There are the obvious major staffing problems, as well as the ridiculous financial cost.

It's therefore reasonable to suppose that the Westbury wildlife prison is intended to replace the failed Risdon prison.

The Meander Valley Council wrote to the government in 2017 suggesting that Ashley Detention Centre be extended to become a corrections facility, perhaps with an adjoining market garden facility along the lines of the Hayes Prison Farm.

Minister Archer jumped in and started the current farcical proposal over and above the suggestions of the council.

Not only have the council been blindsided, but the Meander Valley residents have been put through two years of real discomfort from this brain burp.

Start the process again under a new, effective minister, and do the job properly and transparently, without all of the trickery that we at Westbury have endured for the last two years.

Peter Wileman, Westbury

Locking out jobs

The Mercury - 31 March 2021

The few pro-prison people in Westbury continue to state that should the Northern Prison go ahead, the town will gain an increase in employment. A simple online search shows the opposite. Big prisons and small towns don't mix. The small town lucks out and rather than gaining employment, a big prison sets the town on a course that in the long run causes economic stagnation and decline.

Westbury is a vibrant little town with a richness of community socially and economically.
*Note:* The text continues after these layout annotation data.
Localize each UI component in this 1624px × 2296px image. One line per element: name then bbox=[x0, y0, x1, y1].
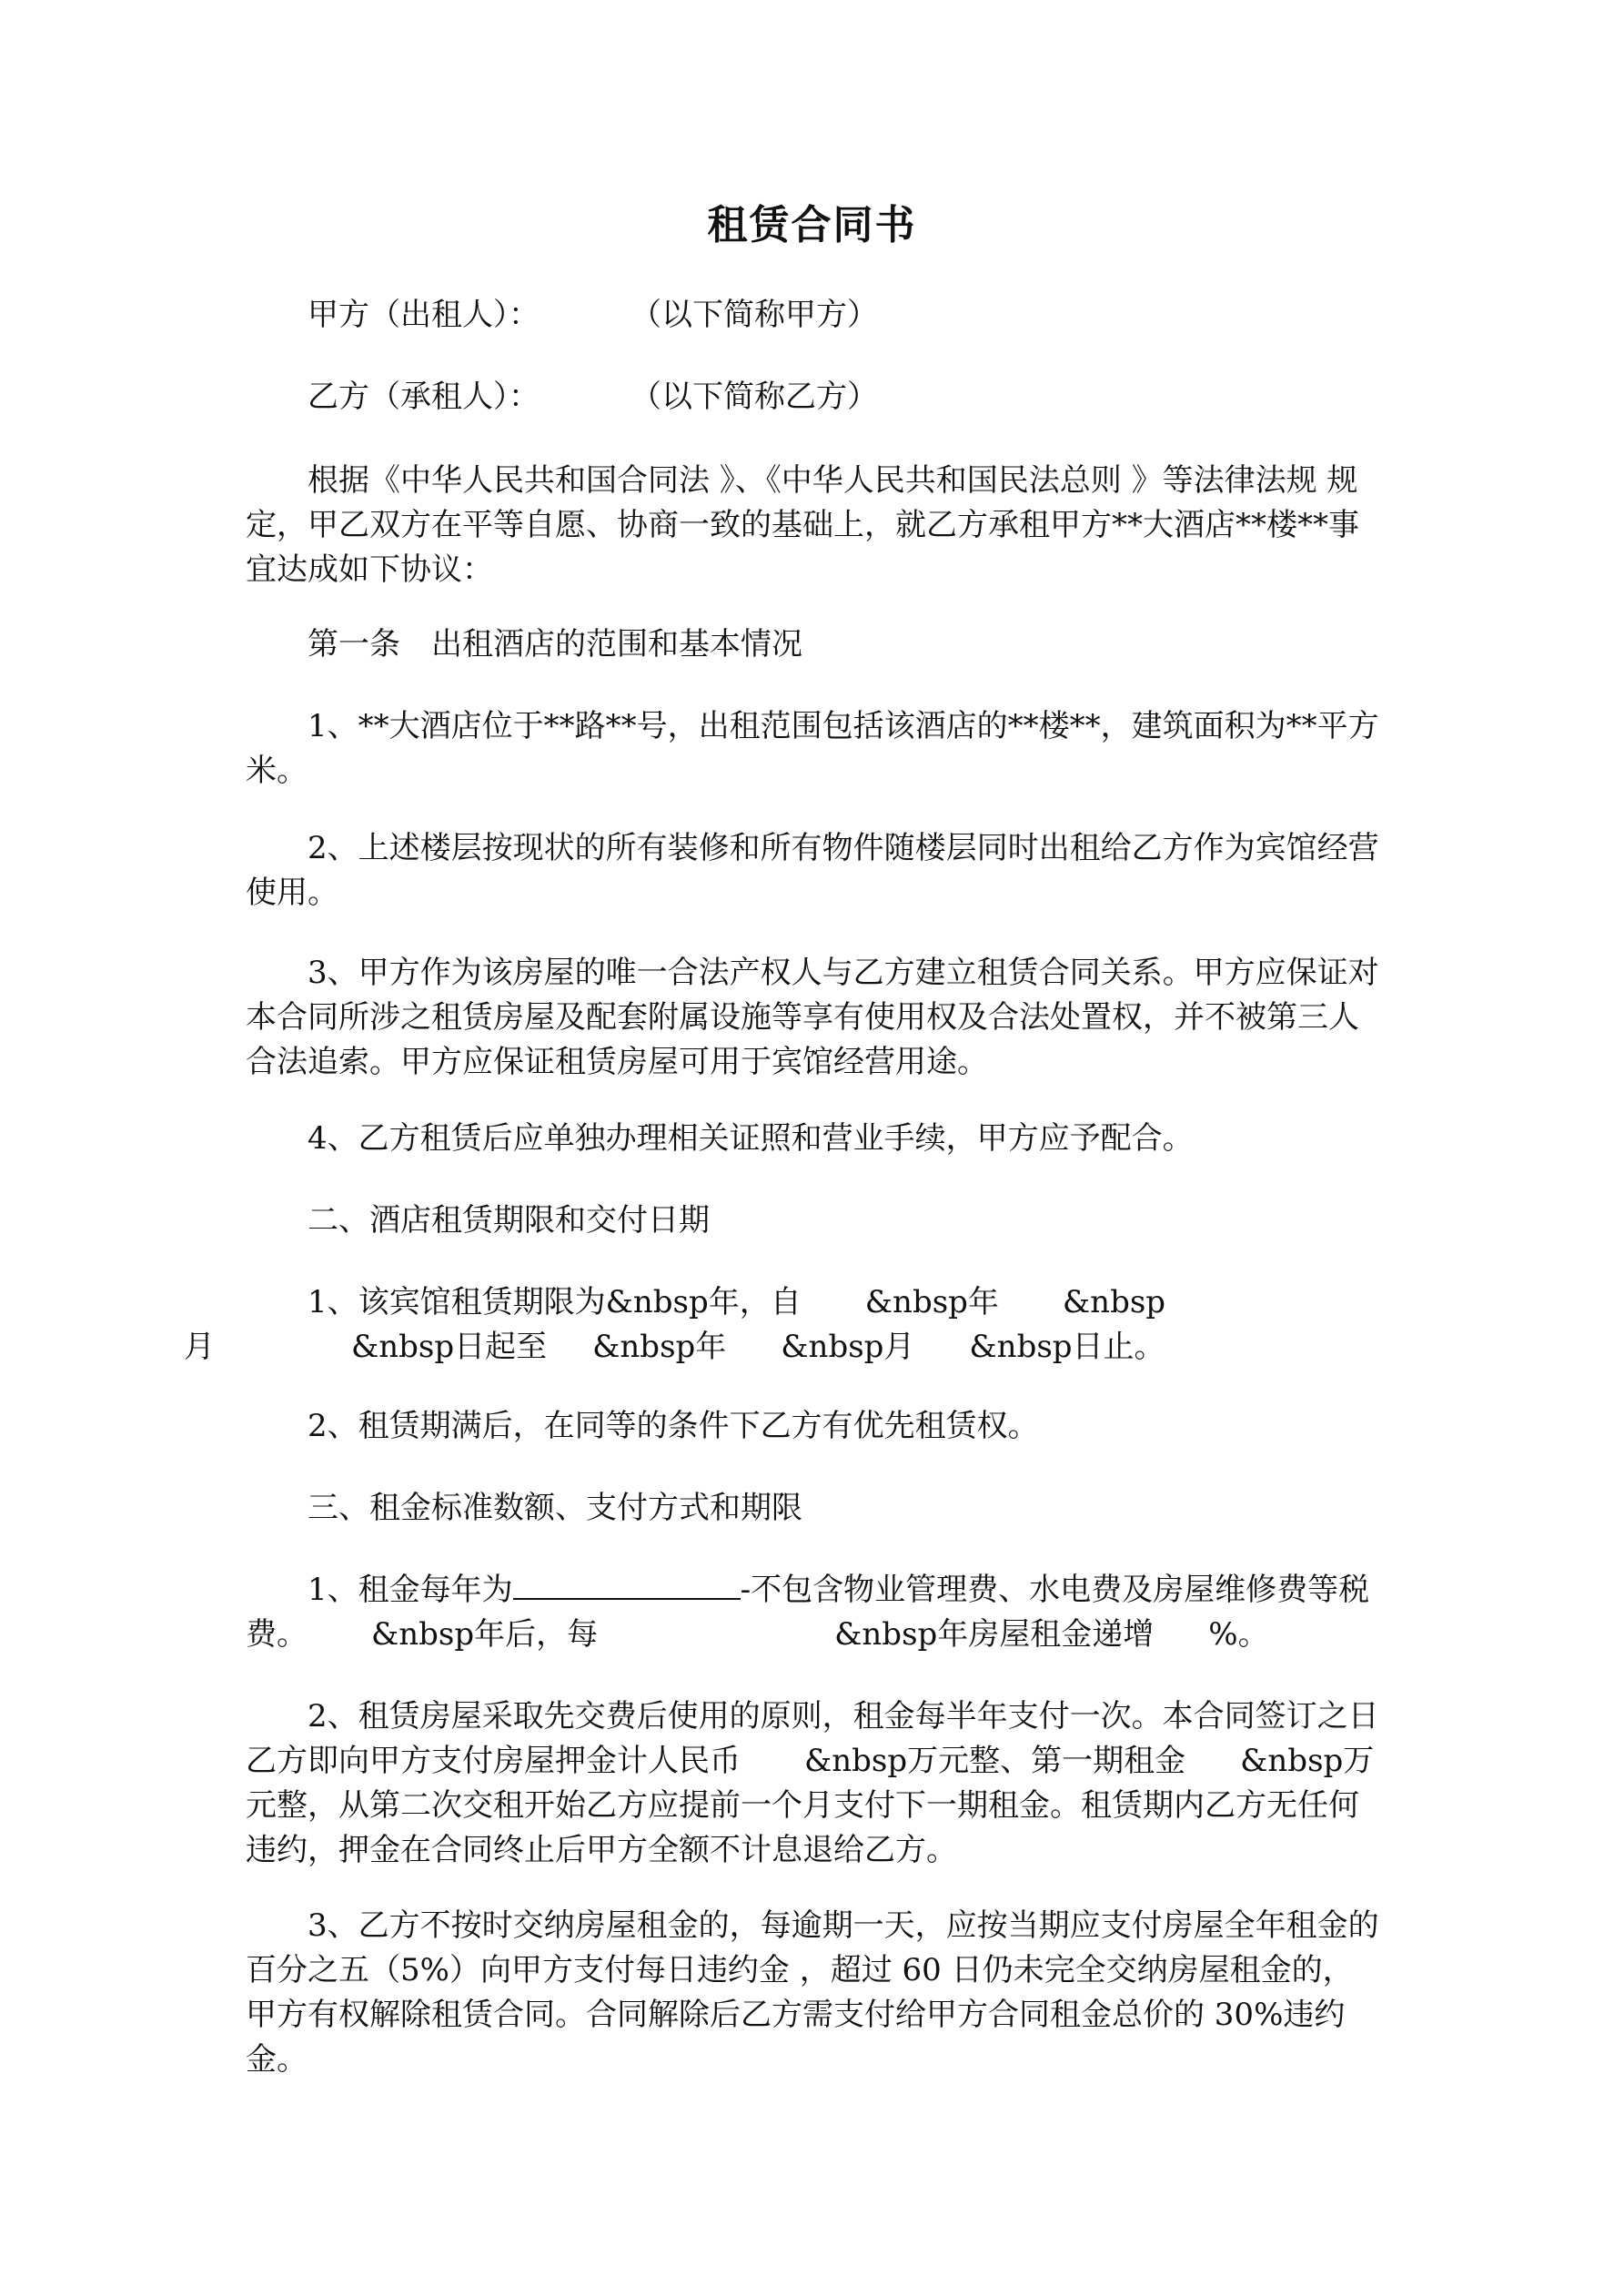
rent-amount-blank bbox=[513, 1571, 741, 1600]
article-1-item-3: 3、甲方作为该房屋的唯一合法产权人与乙方建立租赁合同关系。甲方应保证对本合同所涉之租赁房屋及配套附属设施等享有使用权及合法处置权，并不被第三人合法追索。甲方应保证租赁房屋可用于宾馆经营用途。 bbox=[246, 955, 1379, 1080]
party-b-label: 乙方（承租人）： bbox=[308, 379, 540, 415]
article-1-item-1: 1、**大酒店位于**路**号，出租范围包括该酒店的**楼**，建筑面积为**平方米。 bbox=[246, 708, 1379, 789]
start-month-blank: &nbsp bbox=[1062, 1284, 1166, 1320]
increase-after-years: &nbsp年后，每 bbox=[371, 1616, 599, 1653]
article-1-heading: 第一条 出租酒店的范围和基本情况 bbox=[308, 626, 802, 663]
start-month: 月 bbox=[184, 1329, 215, 1365]
article-1-item-4: 4、乙方租赁后应单独办理相关证照和营业手续，甲方应予配合。 bbox=[308, 1120, 1194, 1157]
party-a-note: （以下简称甲方） bbox=[630, 297, 878, 333]
document-title: 租赁合同书 bbox=[707, 202, 917, 248]
article-3-item-3: 3、乙方不按时交纳房屋租金的，每逾期一天，应按当期应支付房屋全年租金的百分之五（5%）向甲方支付每日违约金 ，超过 60 日仍未完全交纳房屋租金的，甲方有权解除租赁合同。合同解除后乙方需支付给甲方合同租金总价的 30%违约金。 bbox=[246, 1907, 1379, 2078]
article-1-item-2: 2、上述楼层按现状的所有装修和所有物件随楼层同时出租给乙方作为宾馆经营使用。 bbox=[246, 830, 1379, 911]
payment-terms: &nbsp万元整，从第二次交租开始乙方应提前一个月支付下一期租金。租赁期内乙方无任何违约，押金在合同终止后甲方全额不计息退给乙方。 bbox=[246, 1743, 1375, 1868]
party-a-line bbox=[246, 293, 1383, 338]
end-month: &nbsp月 bbox=[781, 1329, 915, 1365]
rent-exclusions: -不包含物业管理费、水电费及房屋维修费等税费。 bbox=[246, 1572, 1370, 1653]
start-year: &nbsp年 bbox=[864, 1284, 999, 1320]
article-2-item-2: 2、租赁期满后，在同等的条件下乙方有优先租赁权。 bbox=[308, 1408, 1039, 1444]
increase-percent: %。 bbox=[1208, 1616, 1269, 1653]
deposit-and-first-rent: &nbsp万元整、第一期租金 bbox=[804, 1743, 1186, 1779]
end-day: &nbsp日止。 bbox=[969, 1329, 1165, 1365]
article-3-item-1 bbox=[246, 1568, 1383, 1657]
increase-every-years: &nbsp年房屋租金递增 bbox=[834, 1616, 1155, 1653]
article-2-heading: 二、酒店租赁期限和交付日期 bbox=[308, 1202, 710, 1239]
article-3-heading: 三、租金标准数额、支付方式和期限 bbox=[308, 1490, 802, 1526]
rent-per-year-label: 1、租金每年为 bbox=[308, 1572, 513, 1608]
party-a-label: 甲方（出租人）： bbox=[308, 297, 540, 333]
party-b-line bbox=[246, 375, 1383, 420]
deposit-text: 2、租赁房屋采取先交费后使用的原则，租金每半年支付一次。本合同签订之日乙方即向甲方支付房屋押金计人民币 bbox=[246, 1698, 1379, 1779]
start-day: &nbsp日起至 bbox=[351, 1329, 548, 1365]
party-b-note: （以下简称乙方） bbox=[630, 379, 878, 415]
article-3-item-2 bbox=[246, 1694, 1383, 1873]
preamble: 根据《中华人民共和国合同法 》、《中华人民共和国民法总则 》等法律法规 规定，甲乙双方在平等自愿、协商一致的基础上，就乙方承租甲方**大酒店**楼**事宜达成如下协议： bbox=[246, 462, 1359, 588]
end-year: &nbsp年 bbox=[592, 1329, 727, 1365]
term-years: 1、该宾馆租赁期限为&nbsp年，自 bbox=[308, 1284, 802, 1320]
article-2-item-1 bbox=[184, 1280, 1383, 1370]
This government development puts all this at risk.

Anne-Marie Loader, Westbury

Westbury Reserve concerns

The Examiner - 16 October 2020

Last year on World Environment Day the Premier proudly stated that our natural environment was of major importance to Tasmania.

This year he is saying that it is OK to simply excise one-third of the declared nature reserve at Westbury and destroy the viability of the whole for it to become the site of the Northern prison. Calling it a shovel-ready infrastructure project rather than the critical natural asset that it is.

This is blatant hypocrisy.

How will we trust those in government to ensure the continued existence of even the smaller patches of our precious natural inheritance?

What hopes for sound and responsible custodianship of Tasmania's outstanding places of rare and highly rated world heritage value while he is underestimating the intrinsic value of what Tasmanians love?